Saudi Arabia and other islamic countries are by far the extreme. I have a daughter who is a licensed pilot and I imagine that would really put them into a tail spin. She also drinks beer.
The bad guys are always going to advantage themselves of the opportunities that pay them most. That is the way it is throughout all society. “The love of money is the root of all evil”, as has been said.
But, evil is not deterred either by law or the relinquishing of responsibility to one another in a kind of societal free for all. I am opposed to making less regulated use of marijuana for the following reasons.
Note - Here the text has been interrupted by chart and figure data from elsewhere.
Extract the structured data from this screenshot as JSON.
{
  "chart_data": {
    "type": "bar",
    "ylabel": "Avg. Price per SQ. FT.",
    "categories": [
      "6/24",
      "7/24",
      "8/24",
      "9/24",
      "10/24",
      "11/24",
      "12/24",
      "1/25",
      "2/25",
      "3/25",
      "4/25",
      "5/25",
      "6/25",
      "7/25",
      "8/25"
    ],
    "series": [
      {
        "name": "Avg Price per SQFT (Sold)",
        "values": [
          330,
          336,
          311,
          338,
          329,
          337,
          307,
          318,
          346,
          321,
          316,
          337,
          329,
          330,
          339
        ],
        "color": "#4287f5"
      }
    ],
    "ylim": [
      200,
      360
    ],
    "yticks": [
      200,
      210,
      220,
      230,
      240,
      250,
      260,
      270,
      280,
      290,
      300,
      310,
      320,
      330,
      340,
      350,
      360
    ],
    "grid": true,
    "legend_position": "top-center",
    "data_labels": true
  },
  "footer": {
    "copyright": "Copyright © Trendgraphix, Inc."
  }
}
In Mexico, the horribly mutilated, dismembered, and beheaded bodies are to be found in almost every “municipio” along the border separating our two countries. Huge sums of money, and control of the drug trade are what fuels this violence, both in Mexico and only too frequently in the states.
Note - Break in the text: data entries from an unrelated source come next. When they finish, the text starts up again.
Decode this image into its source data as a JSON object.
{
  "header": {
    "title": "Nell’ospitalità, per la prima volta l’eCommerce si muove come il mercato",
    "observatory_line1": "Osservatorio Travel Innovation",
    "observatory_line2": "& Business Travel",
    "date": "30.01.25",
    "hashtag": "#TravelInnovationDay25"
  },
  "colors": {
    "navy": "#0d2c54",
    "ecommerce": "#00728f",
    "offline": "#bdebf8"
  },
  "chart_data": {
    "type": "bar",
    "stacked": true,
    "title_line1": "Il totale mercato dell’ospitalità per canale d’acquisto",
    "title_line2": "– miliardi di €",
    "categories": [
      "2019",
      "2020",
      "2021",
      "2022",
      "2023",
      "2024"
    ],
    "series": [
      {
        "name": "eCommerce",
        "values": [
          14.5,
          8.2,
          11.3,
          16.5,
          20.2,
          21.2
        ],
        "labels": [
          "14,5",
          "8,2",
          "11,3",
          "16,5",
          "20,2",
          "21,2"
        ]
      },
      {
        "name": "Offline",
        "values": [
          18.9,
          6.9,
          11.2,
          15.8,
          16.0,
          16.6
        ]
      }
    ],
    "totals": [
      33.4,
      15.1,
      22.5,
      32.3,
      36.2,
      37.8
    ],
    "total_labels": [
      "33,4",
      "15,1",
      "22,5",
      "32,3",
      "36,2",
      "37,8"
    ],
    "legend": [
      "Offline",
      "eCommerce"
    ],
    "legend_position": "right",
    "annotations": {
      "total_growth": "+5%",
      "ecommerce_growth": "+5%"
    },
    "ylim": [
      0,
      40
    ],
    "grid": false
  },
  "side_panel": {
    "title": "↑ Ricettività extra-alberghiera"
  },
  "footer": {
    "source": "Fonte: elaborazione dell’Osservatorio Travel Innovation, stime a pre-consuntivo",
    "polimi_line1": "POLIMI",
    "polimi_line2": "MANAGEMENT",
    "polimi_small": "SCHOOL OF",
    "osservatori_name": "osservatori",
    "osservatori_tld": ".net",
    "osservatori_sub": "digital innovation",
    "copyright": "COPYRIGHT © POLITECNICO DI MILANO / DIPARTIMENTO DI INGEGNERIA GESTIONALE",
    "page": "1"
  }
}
But let’s say, we just made drugs of every conceivable type free, without restriction. Put dispensaries in our schools, and had street fairs promoting them, and allowed our supermarkets to provide them to the public as an incentive to shop at their stores.
The bad guys would yet be bad guys, the means of acquiring money by other than legal means would follow a different track, and what might be necessary to be done by those who prey on the weaknesses of others would yet be crafted to achieve the highest rate of return.
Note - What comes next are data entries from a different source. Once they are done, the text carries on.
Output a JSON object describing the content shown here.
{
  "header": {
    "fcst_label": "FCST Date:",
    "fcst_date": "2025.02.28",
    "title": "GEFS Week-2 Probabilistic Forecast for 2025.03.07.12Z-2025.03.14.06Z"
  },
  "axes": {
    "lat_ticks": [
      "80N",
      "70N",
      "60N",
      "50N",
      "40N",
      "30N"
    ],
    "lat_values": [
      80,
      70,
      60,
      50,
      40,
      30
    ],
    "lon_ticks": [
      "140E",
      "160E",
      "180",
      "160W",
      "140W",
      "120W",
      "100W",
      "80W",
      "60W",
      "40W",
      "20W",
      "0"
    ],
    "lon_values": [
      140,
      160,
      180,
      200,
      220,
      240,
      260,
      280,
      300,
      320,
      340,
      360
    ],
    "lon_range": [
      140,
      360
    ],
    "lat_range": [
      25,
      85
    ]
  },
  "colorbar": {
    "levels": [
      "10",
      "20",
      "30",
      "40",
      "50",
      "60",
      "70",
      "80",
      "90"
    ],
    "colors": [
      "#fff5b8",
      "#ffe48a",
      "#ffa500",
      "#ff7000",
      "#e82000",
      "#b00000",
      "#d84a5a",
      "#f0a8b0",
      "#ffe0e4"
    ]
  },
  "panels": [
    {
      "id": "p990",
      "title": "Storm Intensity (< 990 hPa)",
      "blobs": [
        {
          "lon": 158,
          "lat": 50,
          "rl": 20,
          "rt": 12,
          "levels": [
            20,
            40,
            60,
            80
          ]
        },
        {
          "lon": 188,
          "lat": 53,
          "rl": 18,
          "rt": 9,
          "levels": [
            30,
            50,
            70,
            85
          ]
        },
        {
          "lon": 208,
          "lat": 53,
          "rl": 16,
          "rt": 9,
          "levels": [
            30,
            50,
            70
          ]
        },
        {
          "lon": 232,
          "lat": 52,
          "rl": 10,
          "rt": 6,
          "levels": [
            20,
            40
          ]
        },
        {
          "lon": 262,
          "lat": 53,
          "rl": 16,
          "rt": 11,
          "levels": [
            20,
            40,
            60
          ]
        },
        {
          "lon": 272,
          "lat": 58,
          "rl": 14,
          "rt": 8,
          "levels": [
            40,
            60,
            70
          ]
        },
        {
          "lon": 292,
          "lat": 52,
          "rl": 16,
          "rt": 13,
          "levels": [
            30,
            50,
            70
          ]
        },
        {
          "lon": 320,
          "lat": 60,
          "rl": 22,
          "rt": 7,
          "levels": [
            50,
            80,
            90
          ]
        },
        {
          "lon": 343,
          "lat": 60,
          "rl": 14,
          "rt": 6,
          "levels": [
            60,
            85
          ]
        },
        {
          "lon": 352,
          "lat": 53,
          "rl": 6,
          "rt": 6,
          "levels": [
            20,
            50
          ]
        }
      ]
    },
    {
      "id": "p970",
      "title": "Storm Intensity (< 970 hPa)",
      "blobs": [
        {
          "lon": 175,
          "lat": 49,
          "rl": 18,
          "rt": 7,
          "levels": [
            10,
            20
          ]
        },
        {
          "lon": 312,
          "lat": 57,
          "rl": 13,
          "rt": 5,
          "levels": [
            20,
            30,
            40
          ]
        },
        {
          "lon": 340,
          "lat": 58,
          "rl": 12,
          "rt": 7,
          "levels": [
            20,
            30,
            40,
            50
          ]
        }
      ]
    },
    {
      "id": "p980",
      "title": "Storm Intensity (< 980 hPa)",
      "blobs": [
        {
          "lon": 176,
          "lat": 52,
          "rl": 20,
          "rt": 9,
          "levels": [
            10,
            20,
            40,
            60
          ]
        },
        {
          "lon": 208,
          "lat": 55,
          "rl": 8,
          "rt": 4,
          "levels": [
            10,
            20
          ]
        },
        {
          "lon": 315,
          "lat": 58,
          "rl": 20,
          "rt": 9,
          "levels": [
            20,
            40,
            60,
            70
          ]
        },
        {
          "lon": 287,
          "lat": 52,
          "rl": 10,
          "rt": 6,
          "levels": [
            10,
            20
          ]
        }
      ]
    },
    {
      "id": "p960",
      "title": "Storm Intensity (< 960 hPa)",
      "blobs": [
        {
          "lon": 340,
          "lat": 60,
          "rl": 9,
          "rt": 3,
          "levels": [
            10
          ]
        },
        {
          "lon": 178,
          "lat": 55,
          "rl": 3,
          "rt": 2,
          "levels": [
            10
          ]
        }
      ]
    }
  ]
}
I have been fortunate that my family is well and safe though my gray hairs attest to the fact that I have had my share of challenges. At the same time, we have suffered loss because of unfortunate and untimely deaths of youngsters close to us because of drugs, so it is a particularly sensitive subject for me. I don’t even like to see young people smoking, but it is something that is present in our lives everyday. And, I certainly am not pleased about alcohol getting into the hands of youngsters.
You just can’t be with them all the time.
You can only hope your young people are careful enought to avoid the pitfalls of life, and the dangers present.
There are many voices in the world, not all of them good.
Ah yes, illicit drugs and illegal behavior. That is precisely the point. “For out of the heart…” Do you believe that legalizing drug use will stem illicit or “illegal” behavior or make its prevalence less.
Who is it to choose to what level of legalization should go? What amounts of possession should be understood to be appropriate for personal use? What age of the user should constitute a need for regulatory controls or none at all. What should be done in the case of persons who choose to ignore those controls?
There are those of us now who know of dealers that don’t use drugs themselves. They are actually better disciplined than their customers. You may have seen them on Americas Most Wanted.
What say should parents have? I know that may sound like a foolish question, how many young people listen to their parents?
I see more danger in such proposed legislation than is readily apparent. The remark made in the video about the street cop is questionable. Are you going to say that people use either alcohol or drugs exclusively? It is by far the more reasonable to believe that in the case of drug use, alcohol enters the picture also, being used concurrently. Have you ever looked to see what is being posted on Myspace or Facebook accounts where the users are careless about controls and their activities are open to the whole world? If that is the case for those you may view, what exactly do you think is going on Mom and Dad, when their accounts are private. Every movie or television program I have ever seen shows drugs and alcohol being used together and not exclusively, so I find that remark unfounded.
But folks will follow after that which they desire until they find it by one means or another. Consequences are not often a consideration.
It could be that Archie is just a very unique person, the type who would never do anything foolish or encourage others to do something that might have unanticipated results?